AON is an acute inflammation of the optic nerve that leads to loss of myelin covering the optic nerve and the axons. At the onset of AON, patients often suffer from ocular pain increasing with eye movement, associated with a variety of visual impairments.
AON is associated with deterioration of visual acuity, color vision and presence of flashing lights. The loss of vision ranges considerably between patients from mild blurring to loss of perception of light. The condition tends to worsen over the first several days before starting to improve over the first two weeks. The recovery continues for as long as a year after onset.
When the inflammation recedes, remyelination often occurs but it is incomplete. Without the myelin sheath which normally protects the axon, neurons located in demyelinated segments become fragile and prone to death. Unfortunately, damaged axons cannot regrow, leading to permanent disability. Neuronal death in AON can be visualized using SD-OCT, where thinning of the retinal neural fiber layer (“RNFL”), which is made up of unmyelinated axons of the retinal ganglion cell (“RGC”) bodies, indicates significant AON-induced axonal loss. Thinning of RNFL and RGC layers correlates with diminished scores of visual acuity and visual field.
There is currently no approved therapeutic for AON
Corticosteroids have become the current standard of care, as the therapy acts to shorten the attack and accelerate recovery of acute visual symptoms. However, no therapeutic is currently approved that preserves vision and ganglion/retinal nerve integrity after an acute episode of AON.
OCS-05, a potential disease-modifying, neuroprotective therapy
OCS-05 has a novel mechanism of action (MoA) which activates Serum-Glucocorticoid Kinase-2 (SGK-2). It is hypothesized that SGK-2 is part of the neurotrophic factor signaling pathways, to support neuronal cell development, survival, and repair, including oligodendrocyte precursor differentiation and myelination.
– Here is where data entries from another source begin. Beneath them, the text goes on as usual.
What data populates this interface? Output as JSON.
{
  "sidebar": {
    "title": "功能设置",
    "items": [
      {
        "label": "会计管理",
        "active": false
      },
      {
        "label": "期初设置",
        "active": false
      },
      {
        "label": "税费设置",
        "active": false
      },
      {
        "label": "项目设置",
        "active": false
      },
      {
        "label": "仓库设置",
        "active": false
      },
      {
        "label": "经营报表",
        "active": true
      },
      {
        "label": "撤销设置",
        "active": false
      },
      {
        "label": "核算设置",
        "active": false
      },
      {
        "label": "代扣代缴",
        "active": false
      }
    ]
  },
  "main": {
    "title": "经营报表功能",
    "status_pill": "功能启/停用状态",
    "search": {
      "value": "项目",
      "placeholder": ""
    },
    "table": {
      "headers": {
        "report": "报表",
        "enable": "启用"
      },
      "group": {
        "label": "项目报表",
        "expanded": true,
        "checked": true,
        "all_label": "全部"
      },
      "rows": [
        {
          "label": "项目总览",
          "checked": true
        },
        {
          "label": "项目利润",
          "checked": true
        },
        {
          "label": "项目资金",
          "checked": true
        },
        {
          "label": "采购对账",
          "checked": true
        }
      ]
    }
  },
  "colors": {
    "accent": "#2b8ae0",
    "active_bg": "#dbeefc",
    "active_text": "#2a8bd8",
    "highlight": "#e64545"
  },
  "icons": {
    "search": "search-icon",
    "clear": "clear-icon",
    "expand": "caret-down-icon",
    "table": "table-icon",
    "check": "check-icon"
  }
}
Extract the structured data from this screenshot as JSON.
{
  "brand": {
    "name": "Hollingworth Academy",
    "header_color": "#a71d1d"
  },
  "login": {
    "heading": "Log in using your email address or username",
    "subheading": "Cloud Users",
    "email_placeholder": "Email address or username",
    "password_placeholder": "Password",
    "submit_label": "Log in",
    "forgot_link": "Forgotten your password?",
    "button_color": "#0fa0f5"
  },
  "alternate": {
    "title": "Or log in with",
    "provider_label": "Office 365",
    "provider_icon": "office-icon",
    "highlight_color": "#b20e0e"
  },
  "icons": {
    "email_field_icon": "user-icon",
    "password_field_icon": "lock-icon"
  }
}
SGK-2 activation leads to: an upregulation of signaling molecules forkhead box O3 (FOXO3); which reduces apoptosis, the downregulation of glycogen synthase kinase 3 beta (GSK3B), which improves anti-oxidation; and an upregulation of N-myc downstream-regulated gene 1 (NDRG1) involved in oligodendrocyte development and differentiation.
Disease modulating activity of OCS-05 may distinguish it as a potential treatment for ophthalmic diseases involving neurological damage.
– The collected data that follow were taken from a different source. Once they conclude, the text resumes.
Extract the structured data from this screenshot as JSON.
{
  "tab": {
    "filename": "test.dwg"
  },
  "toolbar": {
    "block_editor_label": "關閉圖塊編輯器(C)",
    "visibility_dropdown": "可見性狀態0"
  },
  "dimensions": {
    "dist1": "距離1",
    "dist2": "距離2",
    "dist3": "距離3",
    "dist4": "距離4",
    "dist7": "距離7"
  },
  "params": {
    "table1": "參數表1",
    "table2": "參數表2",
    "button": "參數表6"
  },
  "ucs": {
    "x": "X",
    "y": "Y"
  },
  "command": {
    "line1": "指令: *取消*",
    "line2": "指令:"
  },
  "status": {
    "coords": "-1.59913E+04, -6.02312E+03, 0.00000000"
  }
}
Pre-clinical studies suggest that OCS-05 is neuroprotective and has remyelinating activity. A European Phase 1 clinical trial (with 48 healthy volunteers) showed that OCS-05 was well tolerated with good pharmacokinetics (PK) correlation with its pre-clinical animal studies.
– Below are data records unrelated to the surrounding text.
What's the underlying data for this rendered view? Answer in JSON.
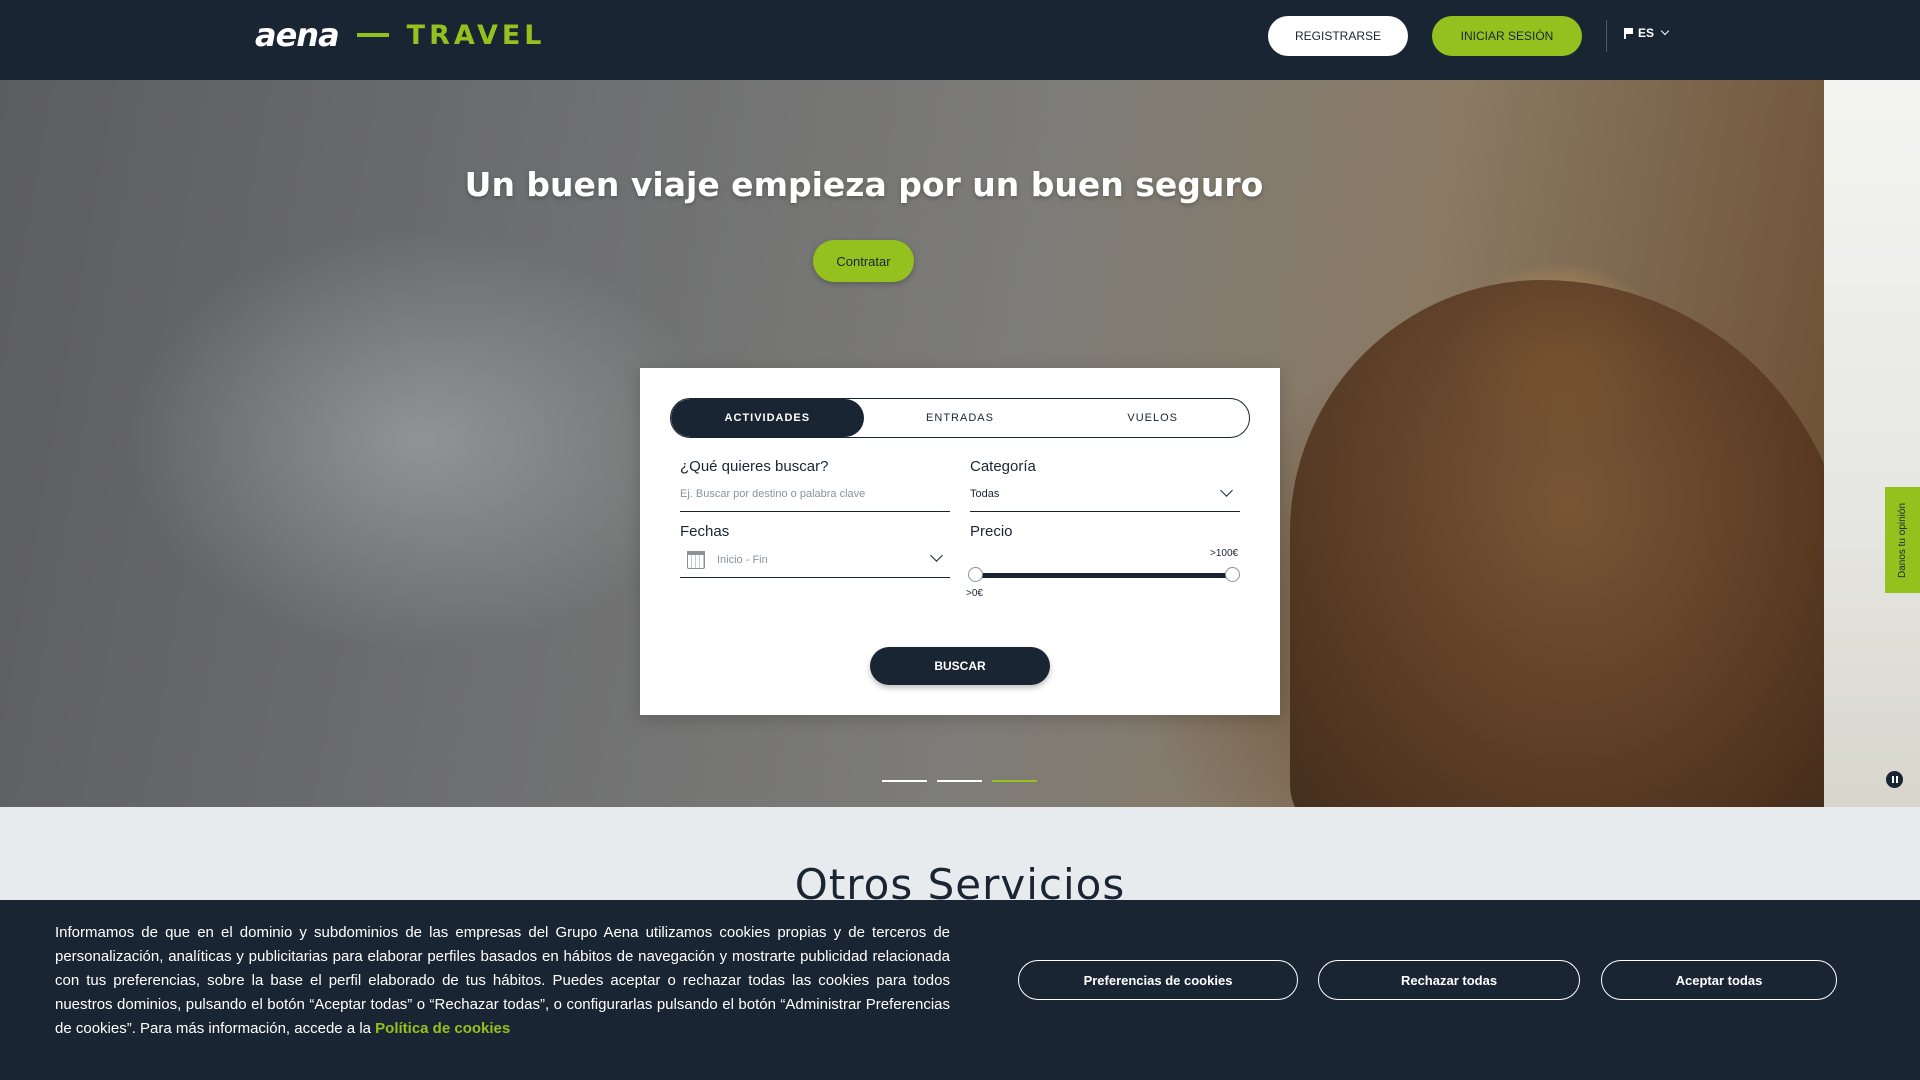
{
  "header": {
    "logo_main": "aena",
    "logo_sub": "TRAVEL",
    "register_label": "REGISTRARSE",
    "login_label": "INICIAR SESIÓN",
    "language": "ES"
  },
  "hero": {
    "title": "Un buen viaje empieza por un buen seguro",
    "cta_label": "Contratar",
    "slides_total": 3,
    "active_slide": 3
  },
  "search": {
    "tabs": [
      {
        "label": "ACTIVIDADES",
        "active": true
      },
      {
        "label": "ENTRADAS",
        "active": false
      },
      {
        "label": "VUELOS",
        "active": false
      }
    ],
    "query_label": "¿Qué quieres buscar?",
    "query_placeholder": "Ej. Buscar por destino o palabra clave",
    "category_label": "Categoría",
    "category_value": "Todas",
    "dates_label": "Fechas",
    "dates_placeholder": "Inicio - Fin",
    "price_label": "Precio",
    "price_min": ">0€",
    "price_max": ">100€",
    "search_button": "BUSCAR"
  },
  "feedback_tab": "Danos tu opinión",
  "otros_servicios": {
    "title": "Otros Servicios"
  },
  "cookie_banner": {
    "text": "Informamos de que en el dominio y subdominios de las empresas del Grupo Aena utilizamos cookies propias y de terceros de personalización, analíticas y publicitarias para elaborar perfiles basados en hábitos de navegación y mostrarte publicidad relacionada con tus preferencias, sobre la base el perfil elaborado de tus hábitos. Puedes aceptar o rechazar todas las cookies para todos nuestros dominios, pulsando el botón “Aceptar todas” o “Rechazar todas”, o configurarlas pulsando el botón “Administrar Preferencias de cookies”. Para más información, accede a la ",
    "link_text": "Política de cookies",
    "preferences_button": "Preferencias de cookies",
    "reject_button": "Rechazar todas",
    "accept_button": "Aceptar todas"
  },
  "colors": {
    "navy": "#1a2533",
    "lime": "#95c11f"
  }
}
The results of these studies has enabled the advancement of OCS-05 into a First-in-Patient clinical proof-of-concept trial. The Acute OptiC NeUrITis of DemYelinating Origin (ACUITY) trial, a randomized, double-masked, placebo controlled, multiple center trial, is enrolling patients diagnosed with AON.
Positive outcomes in this trial could support the development of the compound for potential application in the treatment of other neuro-ophthalmic conditions including glaucoma, geographic atrophy, diabetic retinopathy, and neurotrophic keratitis.